Weathered fault scarp

The light coloured sediment on the fault surface is sediment that has not yet been weathered away by the wind and so acts as a way of assessing the relative age of surface features. The aeolian sediment has settled in cracks in the ground, usually cooling joints within basalt. When these joints are uplifted during faulting the pale sediment is exposed. Over time it will be weathered away by the same katabatic winds from the highlands that deposited it, leaving the dark coloured, older fault scarp. Photograph by Julie Rowland, University of Auckland.

The faults are close to vertical at the surface having formed by the opening up of pre-existing cooling joints. They show no evidence of frictional contact along the fault planes and have throws up to 20m and opening displacements of 1-3m. Deep cracks occur between footwalls and hangingwalls and in some cases have been used by mafic magmas as channels to the surface. Although the faults are near vertical at the surface they are less steep at depth as show by the development of monoclines in the strata within the fault hanging walls (photo 2). The footwalls are generally undeformed (Rowland et al, 2007).

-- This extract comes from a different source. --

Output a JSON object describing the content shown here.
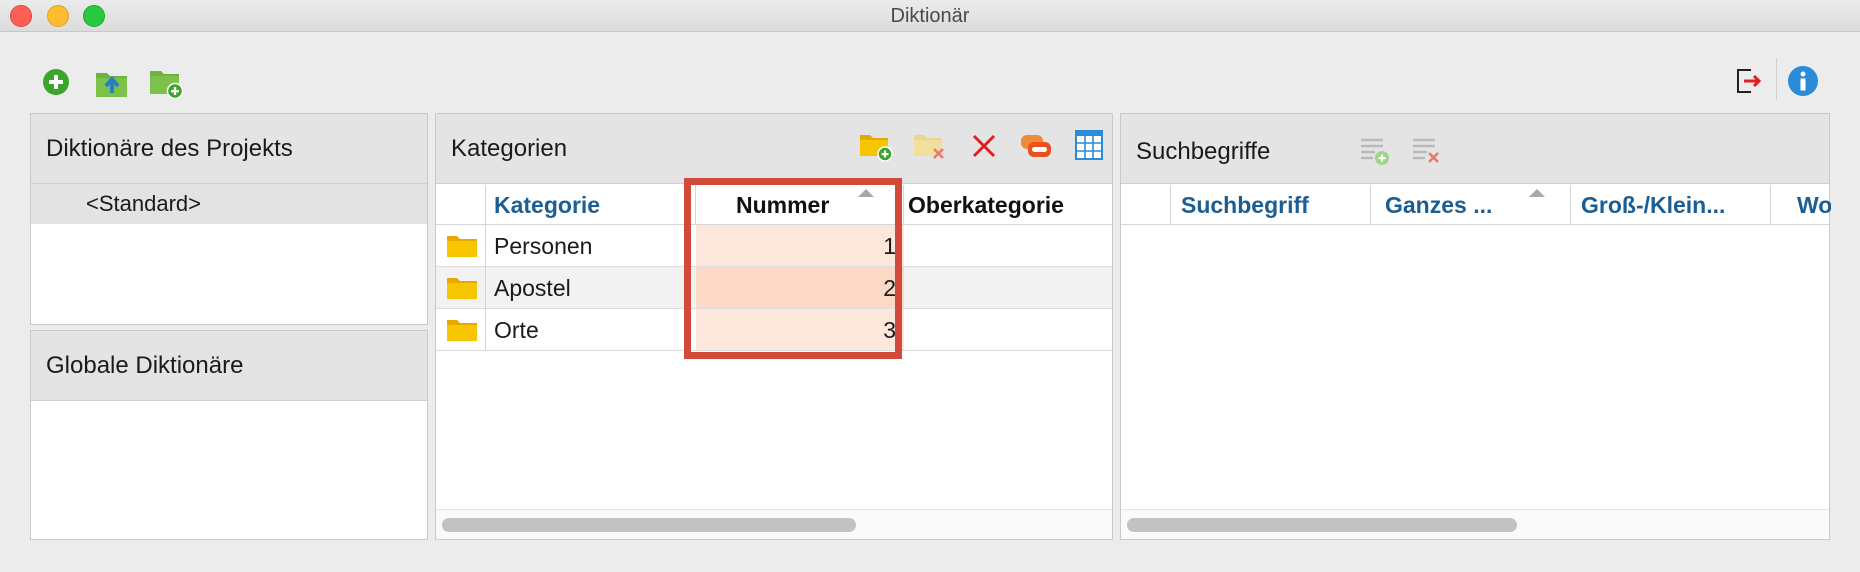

Field observations of structures associated with the seismic event in September 2005 correlate with the distribution of recorded seismicity and are consistent with the intrusion of a dyke to depths greater than 2.5km. If the September 2005 is a typical rifting event with typical fault growth then the minimum number of such events needed to account for the current rift geomorphology can be estimated. This is about 400 rifting events which together with the time average opening rate of 16mmyr-1 gives a minimum of about 200 thousand years for the topography of the rift segment to develop. It demonstrates that rift valley topography can develop by dyke intrusion alone and that alternating phases of magmatism and tectonism are not needed to account for the topography (Rowland et al, 2007).